1. Field of the Invention
Embodiments of the present invention generally relate to satellite navigation receivers and more particularly to GPS receivers having a digital front end.
2. Description of the Related Art
Satellite navigation systems are made up of multiple, specially designed satellites orbiting Earth. These satellites continuously transmit precise, specific radio frequency (RF) signals that are used to provide location information. One widely adopted satellite navigation system is referred to as the Global Positioning System (GPS). By processing the RF signals from four or more GPS satellites, a GPS receiver can determine its current location (longitude, latitude, and altitude) fairly quickly and with a good degree of accuracy.
FIG. 1 shows the general sections of a conventional GPS receiver. An antenna 101 receives the RF signals from the GPS satellites.

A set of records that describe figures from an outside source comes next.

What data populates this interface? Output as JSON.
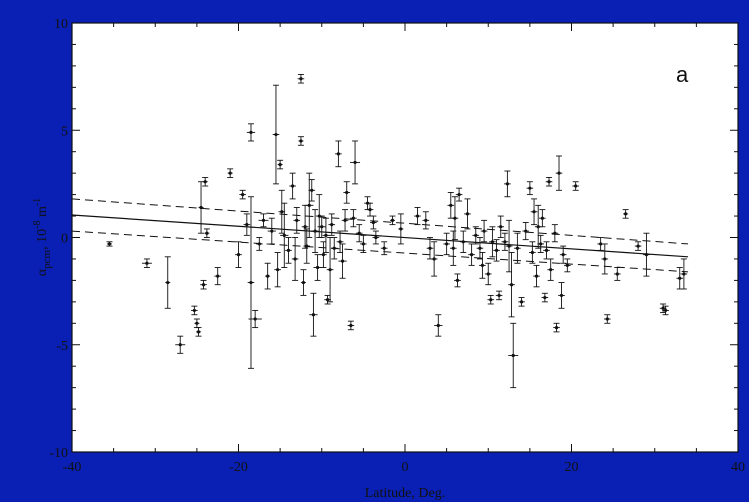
{
  "chart_data": {
    "type": "scatter",
    "title": "",
    "panel_label": "a",
    "xlabel": "Latitude, Deg.",
    "ylabel_main": "α",
    "ylabel_sub": "pcm",
    "ylabel_rest": ", 10",
    "ylabel_exp": "-8",
    "ylabel_unit": " m",
    "ylabel_unit_exp": "-1",
    "xlim": [
      -40,
      40
    ],
    "ylim": [
      -10,
      10
    ],
    "xticks": [
      -40,
      -20,
      0,
      20,
      40
    ],
    "yticks": [
      -10,
      -5,
      0,
      5,
      10
    ],
    "xtick_labels": [
      "-40",
      "-20",
      "0",
      "20",
      "40"
    ],
    "ytick_labels": [
      "-10",
      "-5",
      "0",
      "5",
      "10"
    ],
    "grid": false,
    "colors": {
      "background": "#0a1fb4",
      "plot": "#ffffff",
      "ink": "#111111"
    },
    "fit_line": {
      "x": [
        -40,
        34
      ],
      "y": [
        1.05,
        -0.9
      ]
    },
    "confidence_upper": {
      "x": [
        -40,
        34
      ],
      "y": [
        1.8,
        -0.3
      ]
    },
    "confidence_lower": {
      "x": [
        -40,
        34
      ],
      "y": [
        0.3,
        -1.6
      ]
    },
    "points": [
      {
        "x": -35.5,
        "y": -0.3,
        "xerr": 0.3,
        "yerr": 0.1
      },
      {
        "x": -31,
        "y": -1.2,
        "xerr": 0.6,
        "yerr": 0.2
      },
      {
        "x": -28.5,
        "y": -2.1,
        "xerr": 0.3,
        "yerr": 1.2
      },
      {
        "x": -27,
        "y": -5.0,
        "xerr": 0.6,
        "yerr": 0.4
      },
      {
        "x": -25.3,
        "y": -3.4,
        "xerr": 0.4,
        "yerr": 0.2
      },
      {
        "x": -25,
        "y": -4.0,
        "xerr": 0.3,
        "yerr": 0.2
      },
      {
        "x": -24.8,
        "y": -4.4,
        "xerr": 0.3,
        "yerr": 0.2
      },
      {
        "x": -24.5,
        "y": 1.4,
        "xerr": 0.3,
        "yerr": 1.2
      },
      {
        "x": -24,
        "y": 2.6,
        "xerr": 0.3,
        "yerr": 0.2
      },
      {
        "x": -24.2,
        "y": -2.2,
        "xerr": 0.4,
        "yerr": 0.2
      },
      {
        "x": -23.8,
        "y": 0.2,
        "xerr": 0.3,
        "yerr": 0.2
      },
      {
        "x": -22.5,
        "y": -1.8,
        "xerr": 0.4,
        "yerr": 0.4
      },
      {
        "x": -21,
        "y": 3.0,
        "xerr": 0.3,
        "yerr": 0.2
      },
      {
        "x": -20,
        "y": -0.8,
        "xerr": 0.4,
        "yerr": 0.6
      },
      {
        "x": -19.5,
        "y": 2.0,
        "xerr": 0.4,
        "yerr": 0.2
      },
      {
        "x": -19,
        "y": 0.6,
        "xerr": 0.4,
        "yerr": 0.5
      },
      {
        "x": -18.5,
        "y": 4.9,
        "xerr": 0.5,
        "yerr": 0.4
      },
      {
        "x": -18.5,
        "y": -2.1,
        "xerr": 0.4,
        "yerr": 4.0
      },
      {
        "x": -18,
        "y": -3.8,
        "xerr": 0.8,
        "yerr": 0.4
      },
      {
        "x": -17.5,
        "y": -0.3,
        "xerr": 0.4,
        "yerr": 0.3
      },
      {
        "x": -17,
        "y": 0.8,
        "xerr": 0.6,
        "yerr": 0.3
      },
      {
        "x": -16.5,
        "y": -1.8,
        "xerr": 0.3,
        "yerr": 0.6
      },
      {
        "x": -16,
        "y": 0.3,
        "xerr": 0.5,
        "yerr": 0.6
      },
      {
        "x": -15.5,
        "y": 4.8,
        "xerr": 0.4,
        "yerr": 2.3
      },
      {
        "x": -15.3,
        "y": -1.5,
        "xerr": 0.4,
        "yerr": 0.8
      },
      {
        "x": -15,
        "y": 3.4,
        "xerr": 0.3,
        "yerr": 0.2
      },
      {
        "x": -14.8,
        "y": 1.2,
        "xerr": 0.4,
        "yerr": 1.0
      },
      {
        "x": -14.5,
        "y": 0.1,
        "xerr": 0.5,
        "yerr": 1.5
      },
      {
        "x": -14,
        "y": -0.6,
        "xerr": 0.4,
        "yerr": 0.6
      },
      {
        "x": -13.5,
        "y": 2.4,
        "xerr": 0.4,
        "yerr": 0.6
      },
      {
        "x": -13.2,
        "y": -1.0,
        "xerr": 0.4,
        "yerr": 1.0
      },
      {
        "x": -13,
        "y": 0.8,
        "xerr": 0.4,
        "yerr": 0.6
      },
      {
        "x": -12.5,
        "y": 7.4,
        "xerr": 0.4,
        "yerr": 0.2
      },
      {
        "x": -12.5,
        "y": 4.5,
        "xerr": 0.3,
        "yerr": 0.2
      },
      {
        "x": -12.2,
        "y": -2.1,
        "xerr": 0.3,
        "yerr": 0.6
      },
      {
        "x": -12,
        "y": 0.5,
        "xerr": 0.4,
        "yerr": 1.0
      },
      {
        "x": -11.8,
        "y": -0.4,
        "xerr": 0.4,
        "yerr": 0.8
      },
      {
        "x": -11.5,
        "y": 1.5,
        "xerr": 0.5,
        "yerr": 1.5
      },
      {
        "x": -11.2,
        "y": 2.2,
        "xerr": 0.4,
        "yerr": 0.5
      },
      {
        "x": -11,
        "y": -3.6,
        "xerr": 0.5,
        "yerr": 1.0
      },
      {
        "x": -10.8,
        "y": 0.3,
        "xerr": 0.5,
        "yerr": 1.0
      },
      {
        "x": -10.5,
        "y": -1.4,
        "xerr": 0.5,
        "yerr": 0.6
      },
      {
        "x": -10.3,
        "y": 1.0,
        "xerr": 0.4,
        "yerr": 1.0
      },
      {
        "x": -10,
        "y": 0.5,
        "xerr": 0.5,
        "yerr": 0.5
      },
      {
        "x": -9.8,
        "y": -0.8,
        "xerr": 0.4,
        "yerr": 0.6
      },
      {
        "x": -9.5,
        "y": 0.1,
        "xerr": 0.4,
        "yerr": 0.8
      },
      {
        "x": -9.3,
        "y": -2.9,
        "xerr": 0.4,
        "yerr": 0.2
      },
      {
        "x": -9,
        "y": -1.5,
        "xerr": 0.4,
        "yerr": 1.5
      },
      {
        "x": -8.8,
        "y": 0.6,
        "xerr": 0.4,
        "yerr": 0.5
      },
      {
        "x": -8.5,
        "y": -0.5,
        "xerr": 0.4,
        "yerr": 0.5
      },
      {
        "x": -8,
        "y": 3.9,
        "xerr": 0.4,
        "yerr": 0.6
      },
      {
        "x": -7.8,
        "y": -0.2,
        "xerr": 0.4,
        "yerr": 0.5
      },
      {
        "x": -7.5,
        "y": -1.1,
        "xerr": 0.5,
        "yerr": 0.8
      },
      {
        "x": -7.2,
        "y": 0.8,
        "xerr": 0.4,
        "yerr": 0.5
      },
      {
        "x": -7,
        "y": 2.1,
        "xerr": 0.4,
        "yerr": 0.5
      },
      {
        "x": -6.5,
        "y": -4.1,
        "xerr": 0.4,
        "yerr": 0.2
      },
      {
        "x": -6.2,
        "y": 0.9,
        "xerr": 0.4,
        "yerr": 0.4
      },
      {
        "x": -6,
        "y": 3.5,
        "xerr": 0.6,
        "yerr": 1.0
      },
      {
        "x": -5.5,
        "y": 0.2,
        "xerr": 0.4,
        "yerr": 0.4
      },
      {
        "x": -5,
        "y": -0.3,
        "xerr": 0.4,
        "yerr": 0.4
      },
      {
        "x": -4.5,
        "y": 1.6,
        "xerr": 0.4,
        "yerr": 0.3
      },
      {
        "x": -4.2,
        "y": 1.3,
        "xerr": 0.4,
        "yerr": 0.3
      },
      {
        "x": -3.8,
        "y": 0.7,
        "xerr": 0.4,
        "yerr": 0.3
      },
      {
        "x": -3.5,
        "y": 0.0,
        "xerr": 0.4,
        "yerr": 0.3
      },
      {
        "x": -2.5,
        "y": -0.5,
        "xerr": 0.4,
        "yerr": 0.3
      },
      {
        "x": -1.5,
        "y": 0.8,
        "xerr": 0.3,
        "yerr": 0.2
      },
      {
        "x": -0.5,
        "y": 0.4,
        "xerr": 0.3,
        "yerr": 0.7
      },
      {
        "x": 1.5,
        "y": 1.0,
        "xerr": 0.4,
        "yerr": 0.4
      },
      {
        "x": 2.5,
        "y": 0.8,
        "xerr": 0.4,
        "yerr": 0.4
      },
      {
        "x": 3,
        "y": -0.5,
        "xerr": 0.4,
        "yerr": 0.5
      },
      {
        "x": 3.5,
        "y": -1.0,
        "xerr": 0.4,
        "yerr": 0.8
      },
      {
        "x": 4,
        "y": -4.1,
        "xerr": 0.5,
        "yerr": 0.5
      },
      {
        "x": 5,
        "y": -0.3,
        "xerr": 0.4,
        "yerr": 0.5
      },
      {
        "x": 5.5,
        "y": 1.5,
        "xerr": 0.4,
        "yerr": 0.6
      },
      {
        "x": 5.8,
        "y": -0.5,
        "xerr": 0.4,
        "yerr": 0.8
      },
      {
        "x": 6,
        "y": 0.9,
        "xerr": 0.4,
        "yerr": 1.0
      },
      {
        "x": 6.3,
        "y": -2.0,
        "xerr": 0.4,
        "yerr": 0.3
      },
      {
        "x": 6.5,
        "y": 2.0,
        "xerr": 0.4,
        "yerr": 0.3
      },
      {
        "x": 7,
        "y": -0.2,
        "xerr": 0.4,
        "yerr": 0.5
      },
      {
        "x": 7.5,
        "y": 1.1,
        "xerr": 0.4,
        "yerr": 0.7
      },
      {
        "x": 8,
        "y": -0.8,
        "xerr": 0.4,
        "yerr": 0.5
      },
      {
        "x": 8.5,
        "y": 0.1,
        "xerr": 0.4,
        "yerr": 0.4
      },
      {
        "x": 9,
        "y": -0.5,
        "xerr": 0.4,
        "yerr": 0.5
      },
      {
        "x": 9.3,
        "y": -1.3,
        "xerr": 0.4,
        "yerr": 0.6
      },
      {
        "x": 9.5,
        "y": 0.3,
        "xerr": 0.4,
        "yerr": 0.5
      },
      {
        "x": 10,
        "y": -1.7,
        "xerr": 0.4,
        "yerr": 0.5
      },
      {
        "x": 10.3,
        "y": -2.9,
        "xerr": 0.4,
        "yerr": 0.2
      },
      {
        "x": 10.5,
        "y": -0.2,
        "xerr": 0.4,
        "yerr": 0.7
      },
      {
        "x": 11,
        "y": -0.6,
        "xerr": 0.4,
        "yerr": 0.5
      },
      {
        "x": 11.3,
        "y": -2.7,
        "xerr": 0.4,
        "yerr": 0.2
      },
      {
        "x": 11.5,
        "y": 0.5,
        "xerr": 0.4,
        "yerr": 0.5
      },
      {
        "x": 12,
        "y": -0.2,
        "xerr": 0.4,
        "yerr": 0.4
      },
      {
        "x": 12.3,
        "y": 2.5,
        "xerr": 0.4,
        "yerr": 0.6
      },
      {
        "x": 12.5,
        "y": -0.4,
        "xerr": 0.4,
        "yerr": 1.2
      },
      {
        "x": 12.8,
        "y": -2.2,
        "xerr": 0.4,
        "yerr": 1.5
      },
      {
        "x": 13,
        "y": -5.5,
        "xerr": 0.6,
        "yerr": 1.5
      },
      {
        "x": 13.5,
        "y": -0.5,
        "xerr": 0.4,
        "yerr": 0.7
      },
      {
        "x": 14,
        "y": -3.0,
        "xerr": 0.4,
        "yerr": 0.2
      },
      {
        "x": 14.5,
        "y": 0.3,
        "xerr": 0.4,
        "yerr": 0.4
      },
      {
        "x": 15,
        "y": 2.3,
        "xerr": 0.4,
        "yerr": 0.3
      },
      {
        "x": 15.3,
        "y": -0.7,
        "xerr": 0.4,
        "yerr": 0.5
      },
      {
        "x": 15.5,
        "y": 1.2,
        "xerr": 0.4,
        "yerr": 0.6
      },
      {
        "x": 15.8,
        "y": -1.8,
        "xerr": 0.4,
        "yerr": 0.5
      },
      {
        "x": 16,
        "y": 0.5,
        "xerr": 0.4,
        "yerr": 1.0
      },
      {
        "x": 16.3,
        "y": -0.3,
        "xerr": 0.4,
        "yerr": 0.4
      },
      {
        "x": 16.5,
        "y": 0.9,
        "xerr": 0.4,
        "yerr": 0.4
      },
      {
        "x": 16.8,
        "y": -2.8,
        "xerr": 0.4,
        "yerr": 0.2
      },
      {
        "x": 17,
        "y": -0.6,
        "xerr": 0.4,
        "yerr": 0.4
      },
      {
        "x": 17.3,
        "y": 2.6,
        "xerr": 0.4,
        "yerr": 0.2
      },
      {
        "x": 17.5,
        "y": -1.5,
        "xerr": 0.4,
        "yerr": 0.5
      },
      {
        "x": 18,
        "y": 0.2,
        "xerr": 0.4,
        "yerr": 0.4
      },
      {
        "x": 18.2,
        "y": -4.2,
        "xerr": 0.4,
        "yerr": 0.2
      },
      {
        "x": 18.5,
        "y": 3.0,
        "xerr": 0.4,
        "yerr": 0.8
      },
      {
        "x": 18.8,
        "y": -2.7,
        "xerr": 0.4,
        "yerr": 0.6
      },
      {
        "x": 19,
        "y": -0.8,
        "xerr": 0.4,
        "yerr": 0.4
      },
      {
        "x": 19.5,
        "y": -1.3,
        "xerr": 0.4,
        "yerr": 0.3
      },
      {
        "x": 20.5,
        "y": 2.4,
        "xerr": 0.4,
        "yerr": 0.2
      },
      {
        "x": 23.5,
        "y": -0.3,
        "xerr": 0.4,
        "yerr": 0.3
      },
      {
        "x": 24,
        "y": -1.0,
        "xerr": 0.4,
        "yerr": 0.7
      },
      {
        "x": 24.3,
        "y": -3.8,
        "xerr": 0.4,
        "yerr": 0.2
      },
      {
        "x": 25.5,
        "y": -1.7,
        "xerr": 0.4,
        "yerr": 0.3
      },
      {
        "x": 26.5,
        "y": 1.1,
        "xerr": 0.3,
        "yerr": 0.2
      },
      {
        "x": 28,
        "y": -0.4,
        "xerr": 0.4,
        "yerr": 0.2
      },
      {
        "x": 29,
        "y": -0.8,
        "xerr": 0.4,
        "yerr": 1.0
      },
      {
        "x": 31,
        "y": -3.3,
        "xerr": 0.4,
        "yerr": 0.2
      },
      {
        "x": 31.3,
        "y": -3.4,
        "xerr": 0.4,
        "yerr": 0.2
      },
      {
        "x": 33,
        "y": -1.9,
        "xerr": 0.4,
        "yerr": 0.5
      },
      {
        "x": 33.5,
        "y": -1.7,
        "xerr": 0.4,
        "yerr": 0.7
      }
    ]
  }
}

The RF signals are then amplified, down converted, filtered, and converted into a digital signal by the analog section 102. Specifically, a low-noise amplifier 103 amplifies the weak RF signals. A mixer 104 and local oscillator 105 down converts the amplified RF signals to a lower intermediate frequency (IF) signal. A band pass filter 106 is used to filter out interference. The filtered IF signal is then converted into an equivalent digital IF signal by means of a 1 or 2-bit analog-to-digital converter (ADC) 107. The digital IF signal is then input to a digital section 108. The acquisition engine 109 and tracking engine 110 of the digital section 108 process the digital IF signal to generate acquisition and tracking data which is then input to the processing section 112 by means of register 111. The central processing unit (CPU) 113 analyzes the acquisition and tracking data according to programming instructions stored in the memory 114 and produces the final location information.
This conventional GPS receiver architecture places a great deal of reliance on the performance of the analog section. This is due, in part, because GPS satellite transmitter power may be as low as approximately 22 watts, and the signal travels over 12,000 miles through space and Earth's atmosphere. By the time the GPS signal reaches the GPS receiver, it is extremely weak and degraded. Typically, the received power of a GPS signal is −130 dBm or below. As a result, the analog section 102 must amplify, filter, and perform significant signal processing on the weak, attenuated analog GPS signal before it can be converted into a digital signal by the ADC 107.
Further complicating matters is that the GPS signal encounters a variety of interferences. Unfortunately, the GPS band falls within a crowded frequency spectrum, with strong RF signals that are only a few tens of MHz on either side of the protected GPS band. In addition, RF leakage and harmonics of the digital clock in the GPS receiver may appear to be very close or even fall within the GPS band. And if interference signal(s) are present at the input to the ADC 107, then some of the ADC's dynamic range is allocated to accommodate for this interference in order to avoid severe clipping. As a consequence, the desired GPS signal is sized smaller, the quantization noise relative to the thermal noise increases, and the overall performance of the GPS receiver degrades. To account for these and other deleterious factors, the design of the analog section must meet extremely stringent and exacting specifications. Consequently, the analog section occupies a relatively large area of circuitry, consumes a great amount of power, and is expensive to implement.
Therefore, the analog section is fast becoming a major impediment to the introduction of smaller, cheaper, lighter, more accurate, longer lasting portable battery-operated GPS receivers that markets and consumers crave.